Not all are story situations. Three of her Barbies are dressed as brides of three religions – Christian, Muslim and Hindu – all of them wearing saris made from border pieces of Devaki’s unused saris. Devaki stitched their blouses from even smaller pieces of cloth. For jewellery, she’d pick up old fancy items abandoned by her grandchildren and cut them to size. These are, of course, stories of Indian women so the Barbies’ blonde hair has been carefully painted black. The base of all the works is made of painted thermocol.

The Barbies are all in conventional attire – an Unniyarcha (mythical woman warrior) and a Menaka (mythical celestial fairy) among them. A modern recreation of Barbie is yet to emerge.

Devaki is proficient in painting too.

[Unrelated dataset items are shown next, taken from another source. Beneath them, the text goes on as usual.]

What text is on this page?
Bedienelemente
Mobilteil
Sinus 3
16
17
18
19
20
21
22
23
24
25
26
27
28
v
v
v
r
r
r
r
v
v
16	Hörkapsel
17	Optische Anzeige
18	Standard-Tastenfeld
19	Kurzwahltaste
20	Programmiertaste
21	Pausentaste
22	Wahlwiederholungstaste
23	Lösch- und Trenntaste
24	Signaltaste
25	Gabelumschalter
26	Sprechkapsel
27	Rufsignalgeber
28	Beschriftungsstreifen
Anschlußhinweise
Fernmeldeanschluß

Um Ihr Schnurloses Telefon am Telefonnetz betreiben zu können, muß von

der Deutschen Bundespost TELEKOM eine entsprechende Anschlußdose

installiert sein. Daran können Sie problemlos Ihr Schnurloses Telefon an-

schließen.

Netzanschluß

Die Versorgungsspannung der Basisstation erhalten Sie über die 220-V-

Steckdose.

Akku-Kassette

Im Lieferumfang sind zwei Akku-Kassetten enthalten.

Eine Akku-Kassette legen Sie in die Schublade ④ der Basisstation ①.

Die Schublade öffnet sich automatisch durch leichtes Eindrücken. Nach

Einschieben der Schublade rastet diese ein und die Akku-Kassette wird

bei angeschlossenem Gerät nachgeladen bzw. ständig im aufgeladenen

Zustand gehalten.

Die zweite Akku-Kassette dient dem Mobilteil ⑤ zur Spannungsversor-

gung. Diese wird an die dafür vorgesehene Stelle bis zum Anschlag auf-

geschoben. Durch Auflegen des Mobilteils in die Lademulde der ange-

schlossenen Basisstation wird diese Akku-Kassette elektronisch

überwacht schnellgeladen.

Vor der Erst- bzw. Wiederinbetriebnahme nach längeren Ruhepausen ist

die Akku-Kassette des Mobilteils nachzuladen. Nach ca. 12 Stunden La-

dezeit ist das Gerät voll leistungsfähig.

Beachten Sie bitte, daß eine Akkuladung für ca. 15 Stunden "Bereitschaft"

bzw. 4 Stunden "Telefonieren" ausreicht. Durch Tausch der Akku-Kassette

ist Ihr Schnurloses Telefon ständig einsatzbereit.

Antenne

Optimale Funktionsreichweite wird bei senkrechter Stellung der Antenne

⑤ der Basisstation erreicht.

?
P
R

Behind Shakuntala and her friends is a landscape she painted to give a fitting background – ancient times, in the middle of woods.


Shakuntala Barbie

Next to the Barbie recreations are a bunch of flowers that Devaki shaped out of plaster of Paris or floral powders mixed and kneaded. Having possibly run out of space in the glass shelf, she has placed more items atop an open shelf. Made of coir, these make adorable decorative items and vases.

A Science graduate, Devaki never had a job. Perhaps she had got busy with running her house all these decades and it was in the middle of the dreaded pandemic that she finally found time for her creative pursuits.